Some might wonder at this point why they federal government isn’t doing something to bolster this sad state of education. Others might point out that the $141 billion that the federal government spends on education is plenty, and that the money just isn’t being spent in the right way. Though I do agree that education money is being spent in almost all of the wrong places, such as on distance learning software, attendance systems that are not user friendly, exorbitant administrative salaries, and unnecessary administrative assistants.

Where I diverge from the latter argument is the idea that the U.S. is spending plenty on education. Sure, $141 billion sounds like a lot of money, and the figure is indeed daunting written out in full numeral form. However, the U.S. spends $786.6 billion its military every year, dwarfing education spending by a factor of about seven. That total is about 48% of the total world expenditure on all things military.

In times when the United States favored isolationism as its main approach to dealing with world problems, we did much better in the educational field. (Think about the memes you have seen that led to an 8th grade final exam from the early 1900’s.) As recently as the 1960’s, our educational system was able to produce people who sent a man to the moon, created computers that were small enough to fit inside the average home at a reasonable price point, and drove the world’s number one economy.

Somewhere along the line, we decided that blowing stuff up in other countries and then rebuilding said stuff was more important that then future of our own children. Somehow, we decided that the best future for today’s high school graduates is to join the military, grab a gun, and jump into the meat grinder in order to avoid years of crippling student debt. Something told us that it is better to spend money building good schools with good teachers in other countries rather than spend than money right here at home.

The time has come for the United States to return to a policy of isolationism and use money paid by our taxpayers to finance our interests.

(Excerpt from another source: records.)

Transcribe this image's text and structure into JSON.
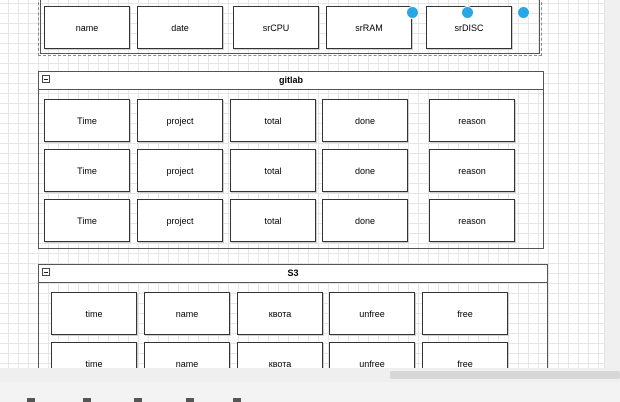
{
  "colors": {
    "handle": "#29a6e6",
    "grid": "#e6e6e6",
    "border": "#333333"
  },
  "top_group": {
    "cells": [
      "name",
      "date",
      "srCPU",
      "srRAM",
      "srDISC"
    ]
  },
  "gitlab": {
    "title": "gitlab",
    "rows": [
      [
        "Time",
        "project",
        "total",
        "done",
        "reason"
      ],
      [
        "Time",
        "project",
        "total",
        "done",
        "reason"
      ],
      [
        "Time",
        "project",
        "total",
        "done",
        "reason"
      ]
    ]
  },
  "s3": {
    "title": "S3",
    "rows": [
      [
        "time",
        "name",
        "квота",
        "unfree",
        "free"
      ],
      [
        "time",
        "name",
        "квота",
        "unfree",
        "free"
      ]
    ]
  }
}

We no longer need  military bases in Japan (which have been there since 1945), or in Germany (again present since 1945), or in South Korea (do we really believe Kim Job Il of North Korea is competent enough to do anything serious?), or in Vietnam. Yet, we continue to maintain bases here, and in very nearly every theatre of war we have staged throughout our sordid history of near de facto colonialism.

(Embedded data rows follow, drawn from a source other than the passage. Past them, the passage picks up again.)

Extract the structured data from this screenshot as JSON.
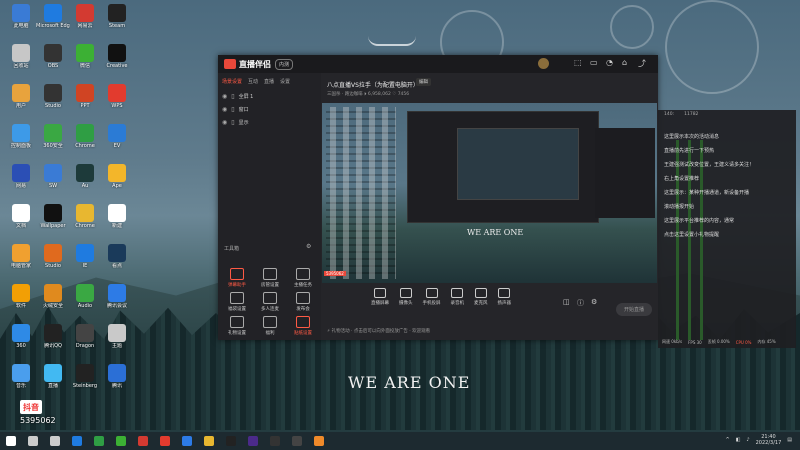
{
  "wallpaper": {
    "text": "WE ARE ONE"
  },
  "desktop_icons": [
    {
      "label": "此电脑",
      "color": "#3a7bd5",
      "col": 0,
      "row": 0
    },
    {
      "label": "回收站",
      "color": "#c7c7c7",
      "col": 0,
      "row": 1
    },
    {
      "label": "用户",
      "color": "#e8a33d",
      "col": 0,
      "row": 2
    },
    {
      "label": "控制面板",
      "color": "#3d9ae8",
      "col": 0,
      "row": 3
    },
    {
      "label": "网易",
      "color": "#2b4fb5",
      "col": 0,
      "row": 4
    },
    {
      "label": "文档",
      "color": "#ffffff",
      "col": 0,
      "row": 5
    },
    {
      "label": "电脑管家",
      "color": "#f0a030",
      "col": 0,
      "row": 6
    },
    {
      "label": "软件",
      "color": "#f29f05",
      "col": 0,
      "row": 7
    },
    {
      "label": "360",
      "color": "#2e8ae6",
      "col": 0,
      "row": 8
    },
    {
      "label": "音乐",
      "color": "#4a9eed",
      "col": 0,
      "row": 9
    },
    {
      "label": "Microsoft Edge",
      "color": "#1f7be0",
      "col": 1,
      "row": 0
    },
    {
      "label": "OBS",
      "color": "#333333",
      "col": 1,
      "row": 1
    },
    {
      "label": "Studio",
      "color": "#333333",
      "col": 1,
      "row": 2
    },
    {
      "label": "360安全",
      "color": "#3aa843",
      "col": 1,
      "row": 3
    },
    {
      "label": "SW",
      "color": "#3a7bd5",
      "col": 1,
      "row": 4
    },
    {
      "label": "Wallpaper",
      "color": "#111111",
      "col": 1,
      "row": 5
    },
    {
      "label": "Studio",
      "color": "#e06a1e",
      "col": 1,
      "row": 6
    },
    {
      "label": "火绒安全",
      "color": "#e08a1e",
      "col": 1,
      "row": 7
    },
    {
      "label": "腾讯QQ",
      "color": "#222222",
      "col": 1,
      "row": 8
    },
    {
      "label": "直播",
      "color": "#42b9f2",
      "col": 1,
      "row": 9
    },
    {
      "label": "网易云",
      "color": "#d33a31",
      "col": 2,
      "row": 0
    },
    {
      "label": "微信",
      "color": "#3cb034",
      "col": 2,
      "row": 1
    },
    {
      "label": "PPT",
      "color": "#d04423",
      "col": 2,
      "row": 2
    },
    {
      "label": "Chrome",
      "color": "#2f9e44",
      "col": 2,
      "row": 3
    },
    {
      "label": "Au",
      "color": "#1d3a3a",
      "col": 2,
      "row": 4
    },
    {
      "label": "Chrome",
      "color": "#e8b730",
      "col": 2,
      "row": 5
    },
    {
      "label": "IE",
      "color": "#1f7be0",
      "col": 2,
      "row": 6
    },
    {
      "label": "Audio",
      "color": "#3aa843",
      "col": 2,
      "row": 7
    },
    {
      "label": "Dragon",
      "color": "#444444",
      "col": 2,
      "row": 8
    },
    {
      "label": "Steinberg",
      "color": "#222222",
      "col": 2,
      "row": 9
    },
    {
      "label": "Steam",
      "color": "#222222",
      "col": 3,
      "row": 0
    },
    {
      "label": "Creative",
      "color": "#111111",
      "col": 3,
      "row": 1
    },
    {
      "label": "WPS",
      "color": "#e23b2e",
      "col": 3,
      "row": 2
    },
    {
      "label": "EV",
      "color": "#2b7bd5",
      "col": 3,
      "row": 3
    },
    {
      "label": "Ape",
      "color": "#f3b62a",
      "col": 3,
      "row": 4
    },
    {
      "label": "新建",
      "color": "#ffffff",
      "col": 3,
      "row": 5
    },
    {
      "label": "看点",
      "color": "#1a3a5a",
      "col": 3,
      "row": 6
    },
    {
      "label": "腾讯会议",
      "color": "#2d7be6",
      "col": 3,
      "row": 7
    },
    {
      "label": "主题",
      "color": "#c9c9c9",
      "col": 3,
      "row": 8
    },
    {
      "label": "腾讯",
      "color": "#2b6fd6",
      "col": 3,
      "row": 9
    }
  ],
  "app": {
    "name": "直播伴侣",
    "badge": "内测",
    "left_tabs": [
      "场景设置",
      "互动",
      "直播",
      "设置"
    ],
    "scenes": [
      "全屏 1",
      "窗口",
      "显示"
    ],
    "toolbox_title": "工具箱",
    "tools": [
      "弹幕助手",
      "房管设置",
      "主播任务",
      "福袋设置",
      "多人连麦",
      "发布会",
      "礼物设置",
      "福利",
      "贴纸设置"
    ],
    "stream_title": "八点直播VS拉手（为配置电脑开）",
    "stream_edit": "编辑",
    "stream_sub": "三国杀 · 路边咖啡  ⏵ 6,958,062  ♡ 7456",
    "preview_text": "WE ARE ONE",
    "preview_badge": "5395062",
    "bottom_tools": [
      "直播屏幕",
      "摄像头",
      "手机投屏",
      "录音机",
      "麦克风",
      "扬声器"
    ],
    "start_label": "开始直播",
    "footer": "⚡ 礼物活动  ·  点击后可以向外面投放广告  ·  欢迎观看"
  },
  "chat": {
    "head": [
      "140:",
      "11782"
    ],
    "lines": [
      "这里展示本次的活动消息",
      "直播前先进行一下预热",
      "王建强测试改变位置，王建义请多关注！",
      "右上角设置推荐",
      "这里展示：某种开播通道，新设备开播",
      "滚动播报开始",
      "这里展示平台推荐的内容，通常",
      "点击这里设置小礼物提醒"
    ],
    "footer": [
      "网速 0kb/s",
      "FPS 30",
      "丢帧 0.00%",
      "CPU 0%",
      "内存 45%"
    ]
  },
  "tiktok": {
    "name": "抖音",
    "id": "5395062"
  },
  "taskbar": {
    "time": "21:40",
    "date": "2022/3/17",
    "icons": [
      "start",
      "search",
      "taskview",
      "edge",
      "chrome",
      "wechat",
      "netease",
      "music",
      "tencent",
      "explorer",
      "steam",
      "pr",
      "studio",
      "obs",
      "live"
    ]
  }
}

We need to double the education budget by taking the money out of the military budget. We will still have enough money to fight terrorism, plenty of scratch for smart bombs and drones, and more than enough to depose leaders we don’t like and replace them with puppet governments. What we don’t have is plenty of money to ensure that successful teachers like myself don’t get laid off due to budgetary concerns brought on by what can only be described a genuine political apathy towards education.

We need children to grow up in a country that is not perpetually at war, and for those children to one day become CEOs, bankers, teachers, and even future Presidents of the United States. What we don’t need is for them to believe (or know) that their government cares more for children and adults thousands of miles away more than those right at their doorstep.